Wednesday, April 22, 2009

Flushing the Lines

Okay, everyone. I see that it has been almost a month since my last posting. I have no excuse. Thanks to the economy, my writing jobs all but dried up in the last thirty days. I have been wallowing in free time like a little piggy--a radiant little piggy like Wilbur in Charlotte's Web.



My mind is more of a jumbled mess than usual, so I'm just going to clear it out in this post, and then maybe I'll have something of value to share with you next time around.



Our friends Mark and Sumar and their two boys came to visit us a few weeks ago, right as the Twilight movie was being released.



Confession: I picked up a battered copy of Twilight at the used book store after discovering that it was all the girls in the youth group were talking about. The book is ridiculous, as are the three sequels, which I ordered online and devoured in rapid succession. I couldn't stop myself, like I was trapped in a tweener tractor beam. Even worse, I got Matt hooked on them.
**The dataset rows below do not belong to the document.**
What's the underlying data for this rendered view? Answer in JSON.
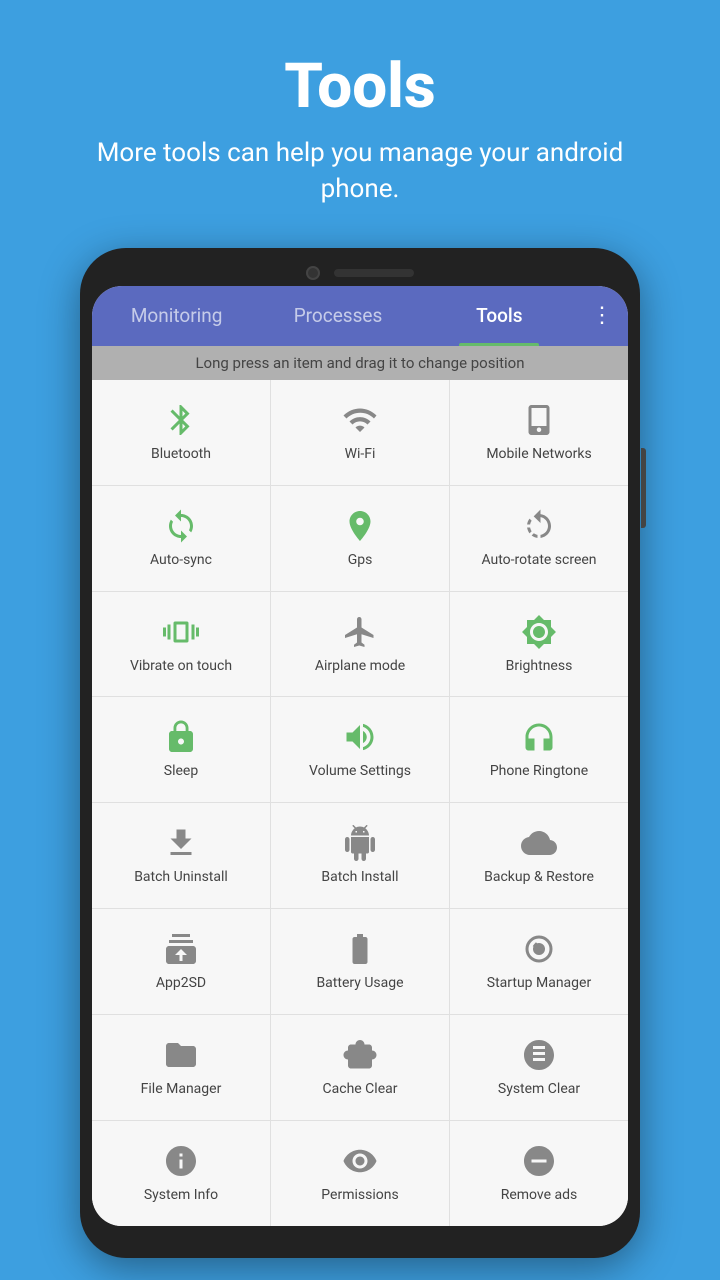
{
  "header": {
    "title": "Tools",
    "subtitle": "More tools can help you manage your android phone."
  },
  "tabs": [
    {
      "label": "Monitoring",
      "active": false
    },
    {
      "label": "Processes",
      "active": false
    },
    {
      "label": "Tools",
      "active": true
    }
  ],
  "menu_icon": "⋮",
  "hint": "Long press an item and drag it to change position",
  "tools": [
    {
      "label": "Bluetooth",
      "iconType": "green",
      "icon": "bluetooth"
    },
    {
      "label": "Wi-Fi",
      "iconType": "gray",
      "icon": "wifi"
    },
    {
      "label": "Mobile Networks",
      "iconType": "gray",
      "icon": "mobile-network"
    },
    {
      "label": "Auto-sync",
      "iconType": "green",
      "icon": "sync"
    },
    {
      "label": "Gps",
      "iconType": "green",
      "icon": "gps"
    },
    {
      "label": "Auto-rotate screen",
      "iconType": "gray",
      "icon": "rotate"
    },
    {
      "label": "Vibrate on touch",
      "iconType": "green",
      "icon": "vibrate"
    },
    {
      "label": "Airplane mode",
      "iconType": "gray",
      "icon": "airplane"
    },
    {
      "label": "Brightness",
      "iconType": "green",
      "icon": "brightness"
    },
    {
      "label": "Sleep",
      "iconType": "green",
      "icon": "lock"
    },
    {
      "label": "Volume Settings",
      "iconType": "green",
      "icon": "volume"
    },
    {
      "label": "Phone Ringtone",
      "iconType": "green",
      "icon": "ringtone"
    },
    {
      "label": "Batch Uninstall",
      "iconType": "gray",
      "icon": "uninstall"
    },
    {
      "label": "Batch Install",
      "iconType": "gray",
      "icon": "android"
    },
    {
      "label": "Backup & Restore",
      "iconType": "gray",
      "icon": "backup"
    },
    {
      "label": "App2SD",
      "iconType": "gray",
      "icon": "app2sd"
    },
    {
      "label": "Battery Usage",
      "iconType": "gray",
      "icon": "battery"
    },
    {
      "label": "Startup Manager",
      "iconType": "gray",
      "icon": "startup"
    },
    {
      "label": "File Manager",
      "iconType": "gray",
      "icon": "folder"
    },
    {
      "label": "Cache Clear",
      "iconType": "gray",
      "icon": "cache"
    },
    {
      "label": "System Clear",
      "iconType": "gray",
      "icon": "system-clear"
    },
    {
      "label": "System Info",
      "iconType": "gray",
      "icon": "info"
    },
    {
      "label": "Permissions",
      "iconType": "gray",
      "icon": "eye"
    },
    {
      "label": "Remove ads",
      "iconType": "gray",
      "icon": "remove-ads"
    }
  ]
}
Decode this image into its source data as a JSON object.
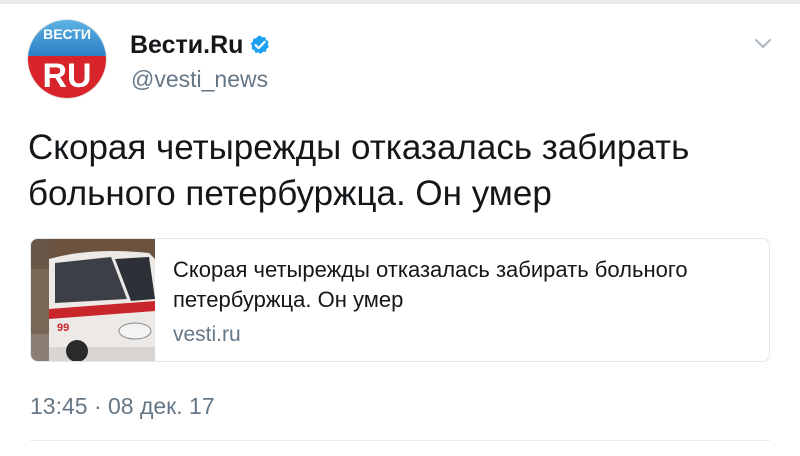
{
  "account": {
    "display_name": "Вести.Ru",
    "handle": "@vesti_news",
    "verified": true,
    "avatar_top_text": "ВЕСТИ",
    "avatar_bottom_text": "RU"
  },
  "tweet": {
    "text": "Скорая четырежды отказалась забирать больного петербуржца. Он умер",
    "timestamp": "13:45 · 08 дек. 17"
  },
  "card": {
    "title": "Скорая четырежды отказалась забирать больного петербуржца. Он умер",
    "domain": "vesti.ru",
    "image_number": "99"
  },
  "icons": {
    "verified": "verified-badge-icon",
    "menu": "chevron-down-icon"
  },
  "colors": {
    "verified_blue": "#1da1f2",
    "text": "#14171a",
    "secondary_text": "#657786",
    "avatar_blue": "#2c7fc5",
    "avatar_red": "#d8232a"
  }
}
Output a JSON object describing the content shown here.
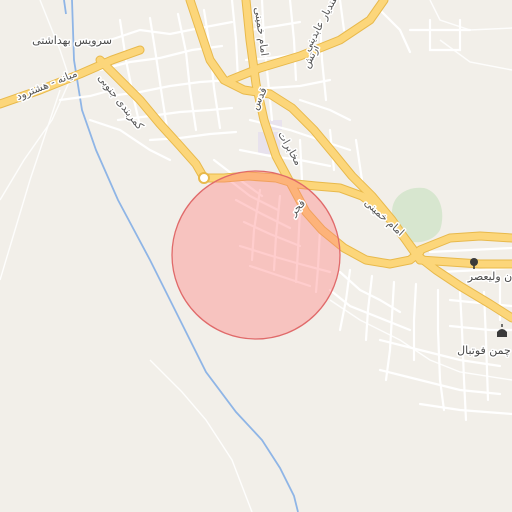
{
  "map": {
    "colors": {
      "land": "#f2efe9",
      "minor_road": "#ffffff",
      "major_road": "#fcd67a",
      "major_road_casing": "#e8b94b",
      "river": "#8fb5e6",
      "park": "#d7e6cf",
      "highlight_fill": "#ff7b7b",
      "highlight_stroke": "#e06a6a",
      "building": "#e6e0ef"
    },
    "labels": {
      "health_service": "سرویس بهداشتی",
      "mianeh_hashtroud": "میانه - هشترود",
      "kamarbandi_jonoubi": "کمربندی جنوبی",
      "imam_khomeini_1": "امام خمینی",
      "qods": "قدس",
      "artesh": "ارتش",
      "esfandiar_abadi": "اسفندیار عابدینی",
      "mokhaberat": "مخابرات",
      "fajr": "فجر",
      "imam_khomeini_2": "امام خمینی",
      "valiasr": "ن ولیعصر",
      "football": "چمن فوتبال"
    },
    "icons": {
      "valiasr_poi": "tree-icon",
      "football_poi": "mosque-icon"
    }
  }
}
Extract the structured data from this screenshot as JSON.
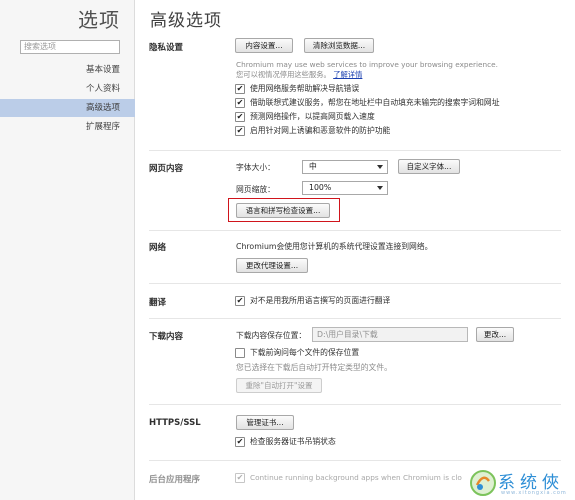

We preordered our copy of the Twilight movie on Amazon, but it wasn't delivered by the big release date.



Sumar coaxed me into driving out to Wal-Mart at 12:15 a.m. so we could buy her copy of the movie and then stay up ridiculously late to watch it. The Wal-Mart associates set out the new DVDs right at midnight. Since Corsicana is a small town, all the screaming girls and their screaming mothers had already cleared out by then, having devoured the Twilight themed cupcakes and scattered all the candy from the vampire pinata.

Last year as Matt and I were leaving for the theater to see Twilight, our babysitters warned us that we would be disappointed.

"They totally changed the plot,' said sitter A.

"Yeah, they did. And Edward is WAY better looking in the book," sitter B chimes in.

So we snuck into the theater with our dollar store candy and snickered through several scenes of the movie. It's funny how the things that have turned other people off--the super cheesy special effects, the endless brooding, and winners like "and so the Lion fell in love with the lamb" uttered with zero irony--just make us love it more. In fact, we like to remind folks who take this so seriously that the plot is based on the idea of "vegetarian vampires." It is what it is. Matt and I like it for the emphasis on chivalry and restraint. But since we're not, say, 13 year old girls, we try not to remember that, ummm... there's no such thing as vampires.

That being said, I feel I must inform you that not only was Edward better looking in the book (no human being could live up to the Meyer fantasy), but he was also more playful and more eloquent. He was also a much better composer.

Attention Twilight movie maker people: As a vampire who has been on the planet for almost a century and never sleeps, Edward has had nothing better to do with his time than attend high school, rack up graduate degrees, and practice the piano. Am I to believe that these 80 years of practice would produce a composer/pianist with the same musical stylings as John Tesh? Not Aaron Copeland or Leonard Bernstein or Richard Rodgers or John Williams. John Tesh, from Entertainment Tonight. It's preposterous.

Whew. Thanks for letting me clear that nonsense out of the old noggin.